I hope that there is some eminently logical reason for this at Merseyrail HQ. I hope that it's like the recent incarnations of the Underground maps, where they suddenly acquired huge gaps on the lines for no apparent reason, only for everything to become clear when the Overground network suddenly appeared (not that the new Underground map is perfect; in fact, it's one of the worst incarnations for years. Please, get rid of the misleading "disabled" symbols at stations, get rid of those bright orange Overground lines, and restore it to its former glory).

I don't think there is a reason though. I think it's just someone dicking about with graphics software, altering things just for the sake of change. If you want to have a positive effect on the map, Mr I've-Got-A-Mac-And-I-Think-I-Know-How-To-Use-It, how about sorting out the "Trioplus" shading? Or the mess around Wigan? Or be radical, and throw it out, and start all over again for a 21st Century design. Don't just fiddle in places you shouldn't. You'll go blind.

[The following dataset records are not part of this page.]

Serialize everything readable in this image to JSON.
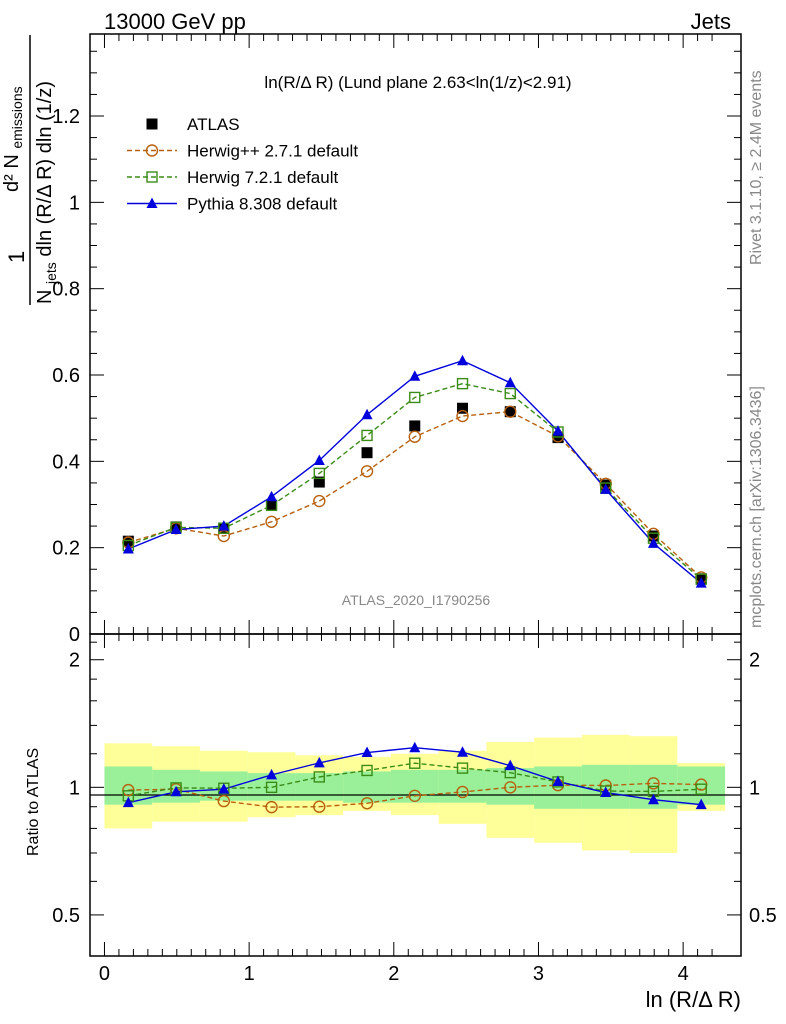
{
  "header": {
    "left": "13000 GeV pp",
    "right": "Jets"
  },
  "side_labels": {
    "rivet": "Rivet 3.1.10, ≥ 2.4M events",
    "mcplots": "mcplots.cern.ch [arXiv:1306.3436]"
  },
  "colors": {
    "atlas": "#000000",
    "herwigpp": "#b8600e",
    "herwig7": "#3a8c17",
    "pythia": "#0000dd",
    "band_inner": "#99f099",
    "band_outer": "#ffff99"
  },
  "chart_data": [
    {
      "type": "scatter",
      "title": "ln(R/Δ R) (Lund plane 2.63<ln(1/z)<2.91)",
      "watermark": "ATLAS_2020_I1790256",
      "ylabel_parts": {
        "numerator": "1",
        "numerator_main": "d² N",
        "numerator_sub": "emissions",
        "den_left": "N",
        "den_sub": "jets",
        "den_mid": "dln (R/Δ R)",
        "den_right": "dln (1/z)"
      },
      "xlim": [
        -0.1,
        4.4
      ],
      "ylim": [
        0,
        1.39
      ],
      "yticks": [
        0,
        0.2,
        0.4,
        0.6,
        0.8,
        1,
        1.2
      ],
      "ytick_labels": [
        "0",
        "0.2",
        "0.4",
        "0.6",
        "0.8",
        "1",
        "1.2"
      ],
      "x": [
        0.165,
        0.495,
        0.825,
        1.155,
        1.485,
        1.815,
        2.145,
        2.475,
        2.805,
        3.135,
        3.465,
        3.795,
        4.125
      ],
      "series": [
        {
          "name": "ATLAS",
          "marker": "square-filled",
          "style": "none",
          "values": [
            0.215,
            0.248,
            0.245,
            0.298,
            0.352,
            0.42,
            0.482,
            0.523,
            0.515,
            0.455,
            0.345,
            0.227,
            0.128
          ]
        },
        {
          "name": "Herwig++ 2.7.1 default",
          "marker": "circle-open",
          "style": "dashed",
          "values": [
            0.212,
            0.245,
            0.227,
            0.26,
            0.308,
            0.377,
            0.457,
            0.505,
            0.515,
            0.458,
            0.348,
            0.232,
            0.131
          ]
        },
        {
          "name": "Herwig 7.2.1 default",
          "marker": "square-open",
          "style": "dashed",
          "values": [
            0.205,
            0.247,
            0.245,
            0.298,
            0.372,
            0.46,
            0.548,
            0.58,
            0.557,
            0.468,
            0.338,
            0.222,
            0.127
          ]
        },
        {
          "name": "Pythia 8.308 default",
          "marker": "triangle-filled",
          "style": "solid",
          "values": [
            0.197,
            0.242,
            0.25,
            0.318,
            0.402,
            0.508,
            0.597,
            0.633,
            0.582,
            0.47,
            0.335,
            0.21,
            0.118
          ]
        }
      ]
    },
    {
      "type": "line",
      "ylabel": "Ratio to ATLAS",
      "xlabel": "ln (R/Δ R)",
      "xlim": [
        -0.1,
        4.4
      ],
      "ylim": [
        0.4,
        2.3
      ],
      "y_scale": "log",
      "xticks": [
        0,
        1,
        2,
        3,
        4
      ],
      "xtick_labels": [
        "0",
        "1",
        "2",
        "3",
        "4"
      ],
      "yticks": [
        0.5,
        1,
        2
      ],
      "ytick_labels": [
        "0.5",
        "1",
        "2"
      ],
      "x": [
        0.165,
        0.495,
        0.825,
        1.155,
        1.485,
        1.815,
        2.145,
        2.475,
        2.805,
        3.135,
        3.465,
        3.795,
        4.125
      ],
      "bin_edges": [
        0.0,
        0.33,
        0.66,
        0.99,
        1.32,
        1.65,
        1.98,
        2.31,
        2.64,
        2.97,
        3.3,
        3.63,
        3.96,
        4.29
      ],
      "band_inner": {
        "low": [
          0.91,
          0.92,
          0.93,
          0.93,
          0.93,
          0.92,
          0.92,
          0.92,
          0.91,
          0.89,
          0.89,
          0.89,
          0.91
        ],
        "high": [
          1.12,
          1.1,
          1.09,
          1.08,
          1.08,
          1.09,
          1.1,
          1.1,
          1.11,
          1.12,
          1.13,
          1.13,
          1.12
        ]
      },
      "band_outer": {
        "low": [
          0.8,
          0.83,
          0.83,
          0.85,
          0.86,
          0.88,
          0.86,
          0.82,
          0.76,
          0.74,
          0.71,
          0.7,
          0.88
        ],
        "high": [
          1.27,
          1.25,
          1.22,
          1.21,
          1.19,
          1.18,
          1.2,
          1.22,
          1.28,
          1.31,
          1.33,
          1.32,
          1.14
        ]
      },
      "series": [
        {
          "name": "Herwig++ 2.7.1 default",
          "marker": "circle-open",
          "style": "dashed",
          "values": [
            0.985,
            0.99,
            0.928,
            0.898,
            0.9,
            0.917,
            0.955,
            0.975,
            1.0,
            1.012,
            1.01,
            1.022,
            1.015
          ]
        },
        {
          "name": "Herwig 7.2.1 default",
          "marker": "square-open",
          "style": "dashed",
          "values": [
            0.955,
            0.997,
            0.995,
            1.0,
            1.058,
            1.096,
            1.14,
            1.11,
            1.083,
            1.03,
            0.98,
            0.978,
            0.99
          ]
        },
        {
          "name": "Pythia 8.308 default",
          "marker": "triangle-filled",
          "style": "solid",
          "values": [
            0.92,
            0.976,
            0.99,
            1.07,
            1.142,
            1.208,
            1.24,
            1.21,
            1.125,
            1.032,
            0.972,
            0.935,
            0.91
          ]
        }
      ]
    }
  ]
}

And in all that rant, I managed to completely forget to mention that the bicycle symbol for Bootle New Strand actually goes into the river. Unbelievable.

5 comments:

Anonymous said...

The monkeying with the loop confused me, too. The map works. It's a map of the stations in the network. If the stations change, the map changes. THE SHAPES ARE FINE. LEAVE THE SHAPES ALONE.

I've never really understood the concept of bicycle parking at stations. I've never, ever seen anybody else park their bike. They always take it on board. Very understandable, too I don't see why anyone would pay for a bike, razz to the station, leave it there unattended (in such wonderful places as... Birkenhead!), and then travel many, many miles away and end up in some other place without my beloved bike to get me around.

If I had my way, I would cycle through the Mersey tunnel to work instead of getting the train. If you read the website about the Mersey tunnels though, they only let bicycles through the tunnel at very silly times.

I hope you weren't caught up in the replacement bus service between Birkenhead North and Hamilton Square just two weeks ago. It was quite horrific. I did eke some good out of it, I managed to indulge an odd hobby of mine.

Whenever I'm on a double decker bus, I can't help but prop a camera on the rail at the front window and film the journey.

I did the same out the side window when there was a replacement bus service from Birkenhead Central to Hooton a few days before that. I suppose I just like buses. (I complain about the buses all the damn time... I really do like them, though. When they arrive. If.)

Scott Willison said...

In all my travels round the network, I've never seen a bicycle parked at a station. I mean, to use Birkenhead Central as an example; the cycle racks are down on the platform, and consist of basically a metal bar. If these were secure enclosed spaces for bicycles I could understand the boast - but you may as well advertise that there are railings outside the station for all the difference it makes!

I had no idea cycles were allowed throught the tunnel in any circumstances; somehow I have images of you riding along the pedestrian walkways and popping a wheelie over the emergency refuges...

I was trapped in the Birkenhead Central/Hooton rail replacement service of a few weeks back (since I work in Chester, it's easier to just go to Central than to go to my nearest station, Birkenhead Park, and change). Frankly if you can find anything to entertain you during a bus replacement service, I applaud you! Though I personally think a bus is nothing in comparism with a train ;-)

Scott Willison said...

Oh and as for the topic of Map! Rant, I am totally with you; it worked before, let it continue. I don't mean that the map should be set in stone - the legend that is Harry Beck acknowledged that "the thermos flask" was the best version of the Circle Line he'd seen, better than his own efforts - but it has to make sense, and that's why the new map annoys me: it violates the rules of common sense...

Anonymous said...

Speaking of maps: they've got the old style loop in the new Trio ticket leaflet. BUT! More importantly, they've FINALLY added a map showing where all the zone boundaries are. About bloody time.

Scott Willison said...

Yes, they've added the zone boundaries... just in time for you to see that there is no longer a zone E. Gits.